30th April 2018: James Clegg Talks Art; Lunch at Talbot Rice Gallery

Come along to the Talbot Rice Gallery (The University of Edinburgh, South Bridge, Edinburgh EH8 9YL) on 30th April 2018 from 12 to 3pm for a leisurely lunch kindly provided by the Talbot Rice Gallery. The event is open to all and a chance to hear the thoughts of James in relation to the art which he helps curate…


Rachel Maclean, 'Spite Your Face', 2017, installation at Talbot Rice Gallery
Rachel Maclean, ‘Spite Your Face’, 2017, installation at Talbot Rice Gallery

Set among the exhibitions of Rachel Maclean and David Claerbout at Talbot Rice Gallery, this informal, free lunch event will give you the opportunity to engage with the provocative work of two leading contemporary artists.

Touching upon ideas about how digital technology is changing our world and the perils of capitalism, assistant curator James Clegg will lead a discussion based around the video artworks on display.

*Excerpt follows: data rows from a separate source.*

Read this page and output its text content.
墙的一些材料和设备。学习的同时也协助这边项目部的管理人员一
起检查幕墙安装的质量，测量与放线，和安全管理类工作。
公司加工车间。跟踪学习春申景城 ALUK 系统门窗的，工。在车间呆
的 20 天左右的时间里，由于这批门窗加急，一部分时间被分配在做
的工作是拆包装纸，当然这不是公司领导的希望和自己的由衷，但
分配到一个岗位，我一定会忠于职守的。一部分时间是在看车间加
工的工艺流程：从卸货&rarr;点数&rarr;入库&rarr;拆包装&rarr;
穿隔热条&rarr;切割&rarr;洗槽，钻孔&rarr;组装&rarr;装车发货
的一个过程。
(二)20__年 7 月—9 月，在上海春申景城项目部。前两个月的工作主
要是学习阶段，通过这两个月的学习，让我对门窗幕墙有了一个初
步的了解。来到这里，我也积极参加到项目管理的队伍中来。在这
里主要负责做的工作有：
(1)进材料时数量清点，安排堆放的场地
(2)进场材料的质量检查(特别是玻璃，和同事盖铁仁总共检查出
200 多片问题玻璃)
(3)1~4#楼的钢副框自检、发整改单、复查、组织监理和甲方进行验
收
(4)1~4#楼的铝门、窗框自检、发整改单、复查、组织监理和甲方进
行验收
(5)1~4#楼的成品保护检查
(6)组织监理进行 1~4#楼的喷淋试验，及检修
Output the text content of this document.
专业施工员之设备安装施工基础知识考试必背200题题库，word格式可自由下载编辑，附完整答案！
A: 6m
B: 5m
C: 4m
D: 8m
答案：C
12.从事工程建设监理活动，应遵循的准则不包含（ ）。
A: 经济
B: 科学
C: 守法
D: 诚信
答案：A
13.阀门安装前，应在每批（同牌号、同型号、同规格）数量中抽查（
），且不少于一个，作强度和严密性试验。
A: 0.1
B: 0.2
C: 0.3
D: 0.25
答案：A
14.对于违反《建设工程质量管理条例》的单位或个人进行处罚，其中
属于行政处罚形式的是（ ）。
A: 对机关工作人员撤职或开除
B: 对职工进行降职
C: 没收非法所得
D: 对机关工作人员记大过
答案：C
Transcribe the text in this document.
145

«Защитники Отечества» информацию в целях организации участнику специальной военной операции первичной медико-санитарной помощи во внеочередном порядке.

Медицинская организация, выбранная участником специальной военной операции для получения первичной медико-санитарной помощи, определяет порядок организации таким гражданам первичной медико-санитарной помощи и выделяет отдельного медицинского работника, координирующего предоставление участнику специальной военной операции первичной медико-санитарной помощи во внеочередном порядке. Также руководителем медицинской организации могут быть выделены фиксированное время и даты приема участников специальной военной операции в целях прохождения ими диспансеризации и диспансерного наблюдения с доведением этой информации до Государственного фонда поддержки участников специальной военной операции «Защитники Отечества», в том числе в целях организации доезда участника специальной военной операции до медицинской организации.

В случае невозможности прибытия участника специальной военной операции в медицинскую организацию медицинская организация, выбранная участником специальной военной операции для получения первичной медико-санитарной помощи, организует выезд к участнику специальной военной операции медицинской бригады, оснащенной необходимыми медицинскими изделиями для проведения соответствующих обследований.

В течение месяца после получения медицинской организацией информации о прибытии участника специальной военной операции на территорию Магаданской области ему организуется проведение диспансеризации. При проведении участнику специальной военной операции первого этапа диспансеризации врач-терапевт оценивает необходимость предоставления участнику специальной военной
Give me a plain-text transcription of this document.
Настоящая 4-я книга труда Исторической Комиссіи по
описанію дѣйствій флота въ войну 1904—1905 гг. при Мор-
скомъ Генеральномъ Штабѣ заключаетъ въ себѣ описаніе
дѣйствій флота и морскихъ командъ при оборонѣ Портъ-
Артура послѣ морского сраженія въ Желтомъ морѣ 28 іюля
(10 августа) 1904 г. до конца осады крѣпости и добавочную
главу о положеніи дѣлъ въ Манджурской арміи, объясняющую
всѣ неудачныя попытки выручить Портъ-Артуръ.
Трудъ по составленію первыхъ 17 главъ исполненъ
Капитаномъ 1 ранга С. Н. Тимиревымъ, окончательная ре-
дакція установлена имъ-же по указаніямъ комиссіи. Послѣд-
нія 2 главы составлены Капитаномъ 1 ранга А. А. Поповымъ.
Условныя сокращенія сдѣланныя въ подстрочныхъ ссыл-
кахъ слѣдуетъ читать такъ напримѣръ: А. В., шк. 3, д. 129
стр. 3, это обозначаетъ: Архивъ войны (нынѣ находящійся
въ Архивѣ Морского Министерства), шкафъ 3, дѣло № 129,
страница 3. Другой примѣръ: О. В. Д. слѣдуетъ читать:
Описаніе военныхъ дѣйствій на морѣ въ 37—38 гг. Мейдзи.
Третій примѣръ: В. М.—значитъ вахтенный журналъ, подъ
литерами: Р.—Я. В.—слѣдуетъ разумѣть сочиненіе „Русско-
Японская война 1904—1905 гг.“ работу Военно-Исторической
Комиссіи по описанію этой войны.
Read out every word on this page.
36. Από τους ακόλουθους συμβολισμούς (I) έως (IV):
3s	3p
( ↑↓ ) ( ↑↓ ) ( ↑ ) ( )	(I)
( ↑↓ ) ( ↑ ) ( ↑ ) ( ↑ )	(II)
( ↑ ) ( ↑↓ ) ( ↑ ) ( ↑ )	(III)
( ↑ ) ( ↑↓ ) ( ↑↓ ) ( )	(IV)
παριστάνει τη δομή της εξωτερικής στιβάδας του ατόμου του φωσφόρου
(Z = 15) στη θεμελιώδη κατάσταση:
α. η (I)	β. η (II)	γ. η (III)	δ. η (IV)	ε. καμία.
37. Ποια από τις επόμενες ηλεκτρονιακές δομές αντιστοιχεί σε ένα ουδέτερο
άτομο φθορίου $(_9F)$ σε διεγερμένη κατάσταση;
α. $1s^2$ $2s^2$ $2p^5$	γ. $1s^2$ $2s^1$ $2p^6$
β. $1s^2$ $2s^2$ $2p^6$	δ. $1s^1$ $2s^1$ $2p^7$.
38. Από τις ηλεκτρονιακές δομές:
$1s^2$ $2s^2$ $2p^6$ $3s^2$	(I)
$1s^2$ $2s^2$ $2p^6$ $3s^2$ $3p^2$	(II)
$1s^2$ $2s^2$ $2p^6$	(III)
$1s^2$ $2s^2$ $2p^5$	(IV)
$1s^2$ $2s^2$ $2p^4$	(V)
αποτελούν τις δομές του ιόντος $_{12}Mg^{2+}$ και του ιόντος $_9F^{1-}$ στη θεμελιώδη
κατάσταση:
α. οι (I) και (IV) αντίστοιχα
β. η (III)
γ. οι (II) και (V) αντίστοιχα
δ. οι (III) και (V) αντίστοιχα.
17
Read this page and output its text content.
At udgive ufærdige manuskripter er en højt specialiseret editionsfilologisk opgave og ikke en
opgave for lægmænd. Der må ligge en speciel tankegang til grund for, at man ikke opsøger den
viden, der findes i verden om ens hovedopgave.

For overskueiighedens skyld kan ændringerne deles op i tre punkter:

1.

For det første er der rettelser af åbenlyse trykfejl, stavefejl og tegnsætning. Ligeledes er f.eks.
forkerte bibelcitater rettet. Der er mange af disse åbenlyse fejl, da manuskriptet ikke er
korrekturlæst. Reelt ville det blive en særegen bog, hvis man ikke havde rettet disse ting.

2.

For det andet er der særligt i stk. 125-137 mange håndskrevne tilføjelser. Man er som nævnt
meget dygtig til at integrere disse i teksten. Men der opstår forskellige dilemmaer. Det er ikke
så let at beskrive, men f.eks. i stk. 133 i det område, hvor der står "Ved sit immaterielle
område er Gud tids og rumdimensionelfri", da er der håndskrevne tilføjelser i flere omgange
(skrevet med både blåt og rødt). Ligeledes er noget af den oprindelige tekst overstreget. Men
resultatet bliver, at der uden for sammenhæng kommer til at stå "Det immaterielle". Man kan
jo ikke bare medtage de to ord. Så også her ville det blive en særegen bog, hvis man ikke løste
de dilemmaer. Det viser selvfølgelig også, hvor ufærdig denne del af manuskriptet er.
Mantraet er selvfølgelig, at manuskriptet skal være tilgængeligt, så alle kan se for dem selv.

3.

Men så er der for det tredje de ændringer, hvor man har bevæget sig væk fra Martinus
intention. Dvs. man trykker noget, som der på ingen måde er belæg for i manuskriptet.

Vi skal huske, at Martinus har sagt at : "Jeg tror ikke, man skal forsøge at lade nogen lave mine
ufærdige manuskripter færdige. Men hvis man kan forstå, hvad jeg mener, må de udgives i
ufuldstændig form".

Welcoming anyone with an interest in art, this free event is part of the Ragged University programme and is hosted by Crisis in Scotland and Talbot Rice Gallery.
James Clegg is Assistant Curator for Talbot Rice Gallery, who among other duties helps to plan exhibitions and events and leads on knowledge exchange activities. This is one of many events James has created in collaboration with The Ragged University.  He wants to make sure as many people as possible feel welcome and comfortable coming to the Gallery to engage with contemporary art and subject matters.
Talbot Rice Gallery is one of Scotland’s leading contemporary art galleries. Part of the University of Edinburgh, it was founded in 1975 and has earned a reputation for pioneering links between artistic practice, research and education. Engagement with societal issues is a hallmark of the Gallery’s work, underpinned by a curatorial commitment to risk-taking and experimentation. An active part of Edinburgh College of Art and the University’s College of Humanities and Social Sciences, the Gallery is ideally placed at the heart of discussions about the social role and function of art in Scottish culture.
 
 

More About The Artists

Rachel Maclean

Born in Edinburgh, Rachel Maclean uses multimedia to explore politics and society through themes of identity.  Creating bright and vivid landscapes filled with strange characters that tweak our imaginations in uneasy ways, the fantasy worlds are used to bring you into fantasy worlds that mimic and reflect our real experience.
Using digital technologies to generate whole universes in which to set her fairytale-eque settings, she carefully constructs every element of the encounters from the vivid and colour replete costumes to the make up which suggests a collision between the Commedia dell’arte of early professional theatre in Italy from the 16th century with hints of the post anime reality of neuromancer.  Bringing together found audio from television and film to create the storied worlds, she infuses this all with a mixture of themes which concern and amuse.
 

Over The Rainbow made in 2013 transports the audience into an emorphious and changing world filled with anathema like monsters, duplicate wrathes and frightening pop divas.  Constructed through green screen filming techniques, what you see is all computer generated as Rachel plays out the parts herself exploring Grimm parodies of the modern fairytale, gamer worlds and horror films.
 

 

David Claerbout

Born in Belgium, David Claerbout’s work merges aspects of still photography with elements of moving image.  Breaking traditional bounds his work repositions the viewer in a frame of a living landscape that disturb the fictions that inform our perception.  Playing with themes of continuity and time, the audience is pushed to encounter reality in ways unfamiliar but obvious to our experience.
His career has developed through painting, photography and graphic mediums investigating how we encounter the animus of the work in our living minds.  How our world is depicted through such mediums such as film shapes the way we work in the world, and Claerbout takes special effort to interrogate how film operates in our culture challenging the representations we carry around of connection, linearity and context.